Wtedy pojawił się obok nas Tomek.
-Coś się stało? Masz taką dziwną minę... -Zaniepokoił się, patrząc na mnie.
-Niee. -Natychmiast się uśmiechnęłam. -Po prostu sobie rozmawiamy... -Wskazałam na Polę.
-To może nie będę przeszkadzać...
-Nie, nie, ja już właściwie idę. -Powiedziała moja przyjaciółka i zniknęła w tłumie.
Tomek posłał mi uśmiech. Zaczęliśmy rozmawiać. O wszystkim. Opowiadaliśmy sobie, co działo się u nas przez ten czas, gdy nie mieliśmy ze sobą kontaktu, wspominaliśmy także lata, gdy widywaliśmy się codziennie, kiedy odwiedzał Remka...Poczułam wtedy, że trochę za tym tęsknię.
-Ale ty wyrosłaś. Naprawdę nie wyglądasz na osiemnaście lat.
-To pewnie przez ten makijaż i strój...Bez tego wyglądam nawet na mniej niż osiemnaście... -Poczułam, jak zaczyna mi się lekko kręcić w głowie. W trakcie rozmowy wypiliśmy kilka drinków,lecz ja od zawsze miałam słabą głowę i dlatego stroniłam od alkoholu.

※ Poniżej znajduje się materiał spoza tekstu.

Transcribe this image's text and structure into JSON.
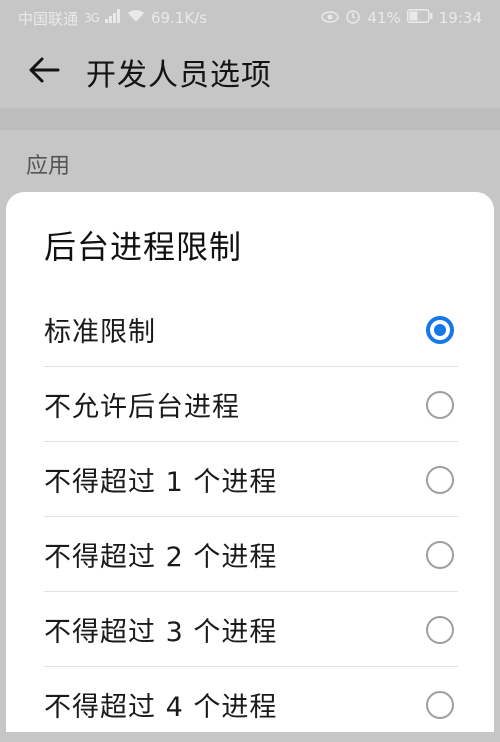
{
  "status_bar": {
    "carrier": "中国联通",
    "network": "3G",
    "speed": "69.1K/s",
    "battery": "41%",
    "time": "19:34",
    "icons": [
      "signal-icon",
      "wifi-icon",
      "eye-icon",
      "alarm-icon",
      "battery-icon"
    ]
  },
  "header": {
    "title": "开发人员选项",
    "back_icon": "back-arrow-icon"
  },
  "section": {
    "label": "应用"
  },
  "dialog": {
    "title": "后台进程限制",
    "options": [
      {
        "label": "标准限制",
        "selected": true
      },
      {
        "label": "不允许后台进程",
        "selected": false
      },
      {
        "label": "不得超过 1 个进程",
        "selected": false
      },
      {
        "label": "不得超过 2 个进程",
        "selected": false
      },
      {
        "label": "不得超过 3 个进程",
        "selected": false
      },
      {
        "label": "不得超过 4 个进程",
        "selected": false
      }
    ]
  },
  "colors": {
    "accent": "#1677e8",
    "scrim": "#c6c6c6",
    "dialog_bg": "#ffffff"
  }
}
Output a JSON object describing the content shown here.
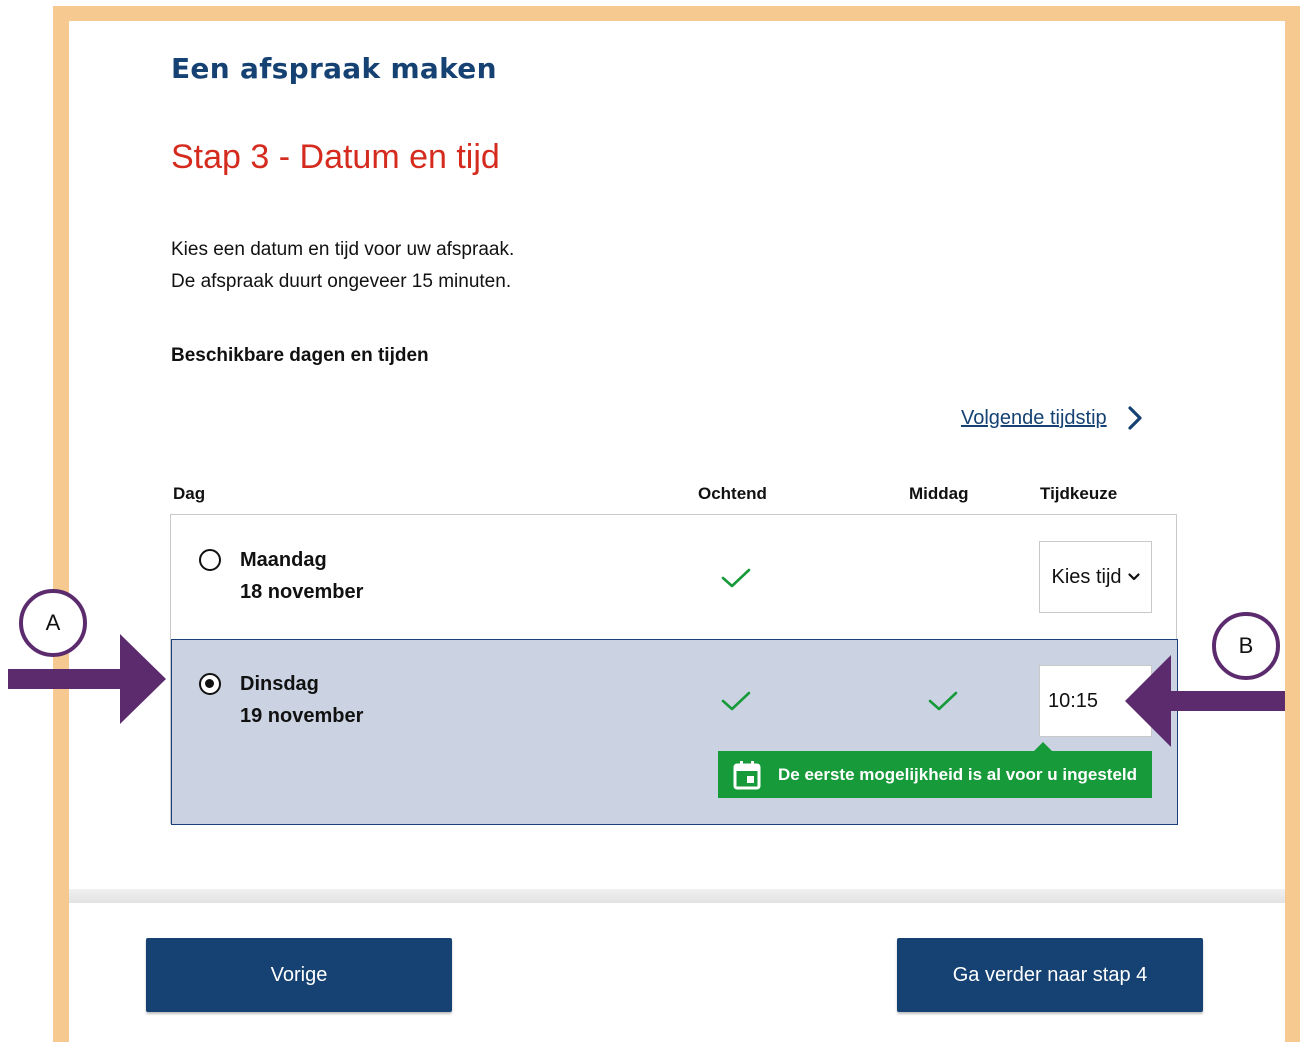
{
  "header": {
    "brand": "Een afspraak maken"
  },
  "step": {
    "title": "Stap 3 - Datum en tijd"
  },
  "intro": {
    "line1": "Kies een datum en tijd voor uw afspraak.",
    "line2": "De afspraak duurt ongeveer 15 minuten."
  },
  "section": {
    "heading": "Beschikbare dagen en tijden"
  },
  "nav": {
    "next_time_label": "Volgende tijdstip",
    "next_icon": "chevron-right-icon"
  },
  "table": {
    "columns": {
      "day": "Dag",
      "morning": "Ochtend",
      "afternoon": "Middag",
      "time": "Tijdkeuze"
    },
    "rows": [
      {
        "day": "Maandag",
        "date": "18 november",
        "selected": false,
        "morning_available": true,
        "afternoon_available": false,
        "time_label": "Kies tijd"
      },
      {
        "day": "Dinsdag",
        "date": "19 november",
        "selected": true,
        "morning_available": true,
        "afternoon_available": true,
        "time_value": "10:15"
      }
    ],
    "tooltip": {
      "text": "De eerste mogelijkheid is al voor u ingesteld",
      "icon": "calendar-icon"
    }
  },
  "footer": {
    "prev_label": "Vorige",
    "next_label": "Ga verder naar stap 4"
  },
  "annotations": {
    "marker_a": "A",
    "marker_b": "B"
  },
  "colors": {
    "frame": "#f6c991",
    "brand_blue": "#154273",
    "title_red": "#d52b1e",
    "selected_row": "#cbd3e3",
    "success_green": "#169a3a",
    "annotation_purple": "#5b2b6e"
  }
}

Ale ta rozmowa tak mnie pochłonęła, że nie spostrzegłam ile w ogóle piję.
-Chyba za dużo wypiłam... -Odłożyłam szklankę i wstałam, lecz musiałam przytrzymać się krzesła.
-Daj spokój. Jesteś pełnoletnia, jest impreza...

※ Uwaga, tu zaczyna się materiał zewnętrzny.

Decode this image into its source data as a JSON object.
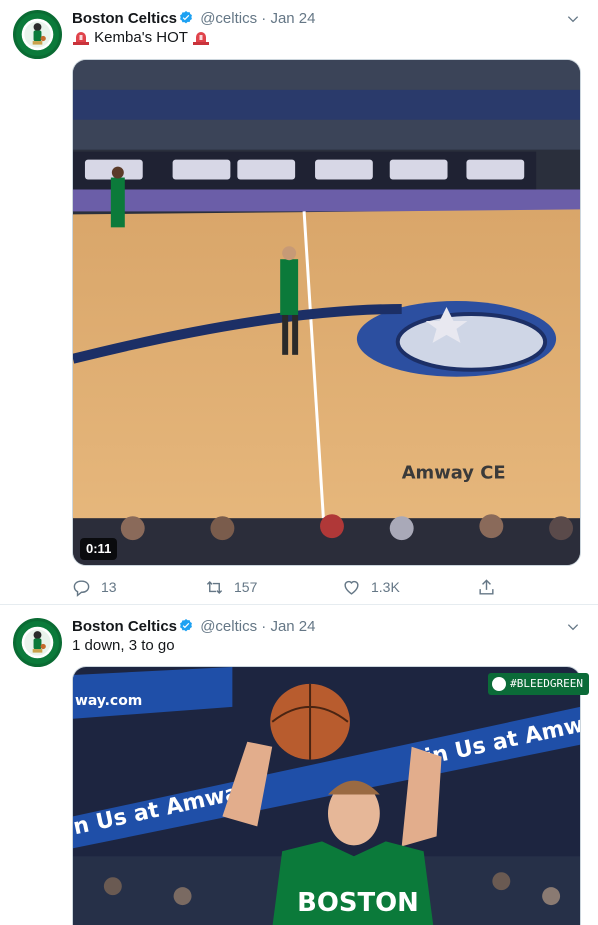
{
  "tweets": [
    {
      "author_name": "Boston Celtics",
      "handle": "@celtics",
      "separator": "·",
      "date": "Jan 24",
      "text": "Kemba's HOT",
      "video_duration": "0:11",
      "court_text": "Amway CE",
      "actions": {
        "replies": "13",
        "retweets": "157",
        "likes": "1.3K"
      }
    },
    {
      "author_name": "Boston Celtics",
      "handle": "@celtics",
      "separator": "·",
      "date": "Jan 24",
      "text": "1 down, 3 to go",
      "hashtag": "#BLEEDGREEN",
      "arena_banner_left": "way.com",
      "arena_banner_top": "in Us at Amway",
      "arena_banner_bottom": "n Us at Amway.",
      "jersey_text": "BOSTON"
    }
  ],
  "colors": {
    "celtics_green": "#0b7a3a",
    "verified_blue": "#1da1f2",
    "muted": "#657786"
  },
  "icons": [
    "verified-badge-icon",
    "caret-down-icon",
    "siren-icon",
    "reply-icon",
    "retweet-icon",
    "like-icon",
    "share-icon"
  ]
}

-Tak, ale ja mam słabą głowę...
-Może odprowadzę cię do pokoju?
-Nie trzeba...
-Trzeba. Skoro mówisz, że masz słabą głowę, to lepiej, żebyś się położyła w spokoju. -Ujął mnie pod ramię, a ja, upita, nie zobaczyłam w tym nic dziwnego. Zawsze ufałam Tomkowi, zawsze był dla mnie miły...Nigdy nie przyszłoby mi do głowy, że mógłby zrobić mi coś złego.
-Co jest? -Na piętrze zaczepił nas Michał. -Dziwnie wyglądasz...
-Jest pod dobrą opieką. Możesz iść. -Odpowiedział Tomek.
Tomek nie polubił Michała od pierwszej chwili, gdy zobaczył, że ten zaczyna przyjaźnić się z Remkiem. Twierdzi, że zwrócił go przeciw niemu. Nie wiem, o co dokładnie poszło mu z moim bratem, że ich przyjaźń się rozpadła, lecz wiem, że to na pewno nie jest wina Michała.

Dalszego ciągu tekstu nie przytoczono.